Did you take any photos of the process for my post? I asked. I got a blank stare in return. I'm writing about this for a post...did the boys take any photos of you filleting the fish? Any photos at all?!
"I'm not a food blogger," he responded.
But I am! I almost wailed.
"Sorry," he said, "maybe next time." But he was unconvincing and I knew I would just have to live without the photos. Darn.
Ingredients serves 4
- two halibut fillets (mine were just over 1 pound each)
- an assortment of citrus for roasting, squeezing, and serving (I used a mixture of organic lemons, blood oranges, grapefruits, and mandarins)
- freshly ground salt
- freshly ground pepper
- fennel pollen, optional
- Also needed: olive oil, parchment paper
Procedure
Preheat oven to 450 degrees F.
Thinly slice citrus and arrange them on a parchment-lined baking sheet.

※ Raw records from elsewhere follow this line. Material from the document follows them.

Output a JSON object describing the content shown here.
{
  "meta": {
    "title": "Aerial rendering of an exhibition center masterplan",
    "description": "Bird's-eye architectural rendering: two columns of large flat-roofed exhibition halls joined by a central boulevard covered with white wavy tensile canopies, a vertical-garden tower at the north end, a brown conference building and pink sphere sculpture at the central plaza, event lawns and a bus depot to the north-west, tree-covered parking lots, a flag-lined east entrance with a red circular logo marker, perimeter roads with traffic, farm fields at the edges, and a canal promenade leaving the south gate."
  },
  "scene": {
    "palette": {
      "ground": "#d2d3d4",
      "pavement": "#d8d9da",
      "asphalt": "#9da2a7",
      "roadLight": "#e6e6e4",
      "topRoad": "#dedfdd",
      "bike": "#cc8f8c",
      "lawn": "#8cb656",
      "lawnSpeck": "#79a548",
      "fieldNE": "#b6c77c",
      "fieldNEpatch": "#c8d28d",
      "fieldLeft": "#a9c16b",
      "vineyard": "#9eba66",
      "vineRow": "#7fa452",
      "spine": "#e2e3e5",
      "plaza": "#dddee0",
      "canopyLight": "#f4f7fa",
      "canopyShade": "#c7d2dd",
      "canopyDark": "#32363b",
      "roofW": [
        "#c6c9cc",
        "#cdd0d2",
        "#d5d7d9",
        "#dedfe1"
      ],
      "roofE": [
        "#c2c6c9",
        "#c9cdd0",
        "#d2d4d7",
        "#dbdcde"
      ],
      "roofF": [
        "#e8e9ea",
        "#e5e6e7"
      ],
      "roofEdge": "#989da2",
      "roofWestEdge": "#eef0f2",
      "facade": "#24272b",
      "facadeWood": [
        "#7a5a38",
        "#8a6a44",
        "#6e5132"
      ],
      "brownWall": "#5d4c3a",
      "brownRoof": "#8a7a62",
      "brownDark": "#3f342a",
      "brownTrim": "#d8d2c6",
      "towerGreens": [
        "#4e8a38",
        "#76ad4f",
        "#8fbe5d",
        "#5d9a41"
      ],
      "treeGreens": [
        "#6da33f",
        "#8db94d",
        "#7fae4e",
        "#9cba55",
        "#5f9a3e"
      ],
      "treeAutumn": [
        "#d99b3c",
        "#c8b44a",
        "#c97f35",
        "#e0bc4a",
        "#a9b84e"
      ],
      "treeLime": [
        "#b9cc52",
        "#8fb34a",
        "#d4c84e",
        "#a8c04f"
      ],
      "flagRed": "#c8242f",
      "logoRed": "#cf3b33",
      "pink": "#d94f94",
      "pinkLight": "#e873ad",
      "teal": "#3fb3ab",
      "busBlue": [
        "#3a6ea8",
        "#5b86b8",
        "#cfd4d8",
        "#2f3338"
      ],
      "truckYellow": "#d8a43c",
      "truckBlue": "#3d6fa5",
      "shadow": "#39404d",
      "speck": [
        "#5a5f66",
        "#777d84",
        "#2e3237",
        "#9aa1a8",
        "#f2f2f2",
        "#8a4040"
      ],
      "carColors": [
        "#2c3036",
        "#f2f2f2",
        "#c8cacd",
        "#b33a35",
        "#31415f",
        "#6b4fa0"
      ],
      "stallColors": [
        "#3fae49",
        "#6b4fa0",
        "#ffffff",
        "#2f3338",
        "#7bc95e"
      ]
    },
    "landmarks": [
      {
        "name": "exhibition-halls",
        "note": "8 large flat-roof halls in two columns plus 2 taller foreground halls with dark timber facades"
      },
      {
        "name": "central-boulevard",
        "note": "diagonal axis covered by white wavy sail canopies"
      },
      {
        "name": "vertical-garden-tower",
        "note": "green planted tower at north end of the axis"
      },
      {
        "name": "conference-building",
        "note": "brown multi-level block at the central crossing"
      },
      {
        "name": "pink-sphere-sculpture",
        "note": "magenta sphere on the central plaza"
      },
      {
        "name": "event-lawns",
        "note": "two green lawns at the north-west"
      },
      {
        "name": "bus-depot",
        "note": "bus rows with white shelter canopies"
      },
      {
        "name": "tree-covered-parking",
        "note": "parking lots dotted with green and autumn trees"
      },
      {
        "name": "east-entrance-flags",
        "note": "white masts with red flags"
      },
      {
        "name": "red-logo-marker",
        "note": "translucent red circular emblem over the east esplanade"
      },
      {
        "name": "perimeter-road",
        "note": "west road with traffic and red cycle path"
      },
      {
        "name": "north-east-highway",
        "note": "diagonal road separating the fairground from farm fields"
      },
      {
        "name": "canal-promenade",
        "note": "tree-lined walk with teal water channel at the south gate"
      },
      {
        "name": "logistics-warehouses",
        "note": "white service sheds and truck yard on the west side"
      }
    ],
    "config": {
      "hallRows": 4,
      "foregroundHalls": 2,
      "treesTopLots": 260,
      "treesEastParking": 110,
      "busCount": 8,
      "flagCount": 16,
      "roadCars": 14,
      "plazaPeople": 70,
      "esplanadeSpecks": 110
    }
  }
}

Place fish on top of the citrus and sprinkle with salt, pepper, and fennel pollen, if using.
Arrange smaller segments of citrus on top of the fish. Squeeze citrus juice over the fish, then drizzle with olive oil. Place in the oven and bake until just opaque, these took approximately 10 minutes.
If citrus slices
have not browned or singed, place the pan under broiler for a minute. Serve drizzled with more olive oil and another squeeze of citrus.
I served this with a fennel slaw and some Chiaretto. You'll see pairing notes for that match soon. Cin cin.